The Problem: Shipping too much air
Air is the number one item shipped in the U.S. and by a staggering number. For e-commerce shipments, the amount of air in packages is OVER 50%.
- How much air are YOU shipping?
- What is your average cost per cubic foot shipped?
- Are the dimensions in your product item master accurate?
- Are your package dimensions deadly accurate or are they “close enough”?
- Can you quickly see how packaging changes are impacting your freight costs?
- How much would you save by reducing air shipped by 10-50%?
- What is your sustainability initiative? Can you measure it?
- What is the experience your customers get from your packaging?
Quit reading if you can answer these questions.
The Solution: Packaging & Data
Packaging and data can have a profound and everlasting impact on your shipping costs and customer experience. Shipping is already your number one expense, and it keeps going up. An estimated +10% for small parcel already for 2023. Wow. This is not sustainable as a large, or even small, shipper. Your packaging expense is only a small fraction compared to your transportation spend. Quit thinking of packaging as an expense and necessary evil and put it to work with ROI and EBITDA.
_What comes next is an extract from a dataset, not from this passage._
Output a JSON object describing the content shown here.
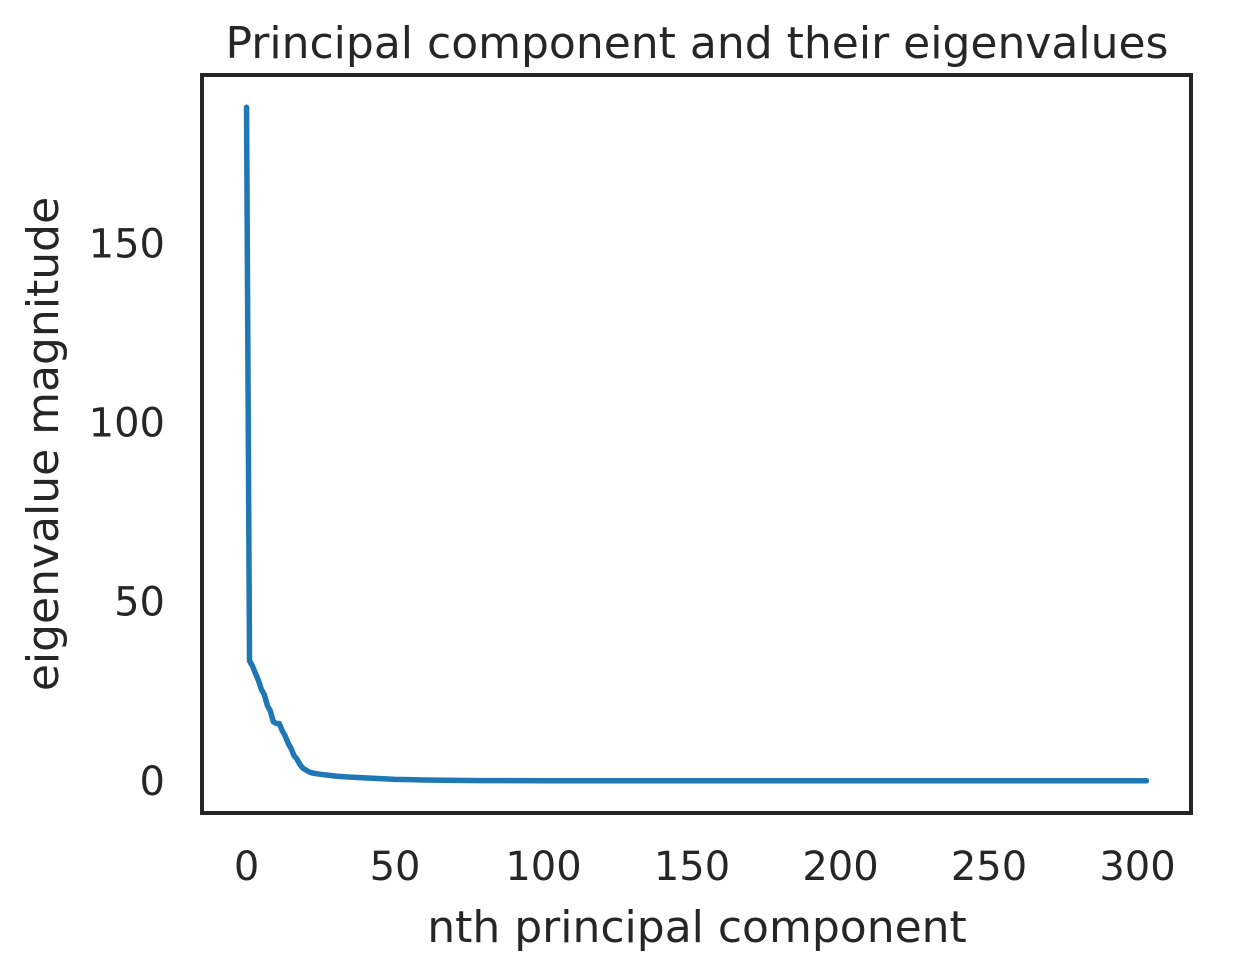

Reducing air in your packs will dramatically reduce your shipping costs; a conservative 10% can be saved on small parcel shipping alone by reducing the amount of air you ship by 50%. (And that still leaves 25% air in the pack). Acquiring and managing accurate package dimensions can lead to additional savings. You will eliminate shipping charge corrections from your carriers and you will be able to finally see IF you are being overcharged based on pack size. It happens! Create the source of truth and you will change your relationship with your carrier for the better. Ship less air, reduce your packaging & dunnage spend and improve customer experience. You win on all fronts.
Guess what? Your carriers get additional capacity, so THEY WIN too.
Staggering numbers to reinforce where you should focus:
US Secondary Packaging Industry $63 Billion
(Boxes, bags, equipment)
FedEx & UPS Annual Revenue $192.9 Billion
US Transportation Industry $1.7 Trillion 8.9% of US GDP
Last Question: Do you want to spend time bidding on your packaging or refocus your strategy?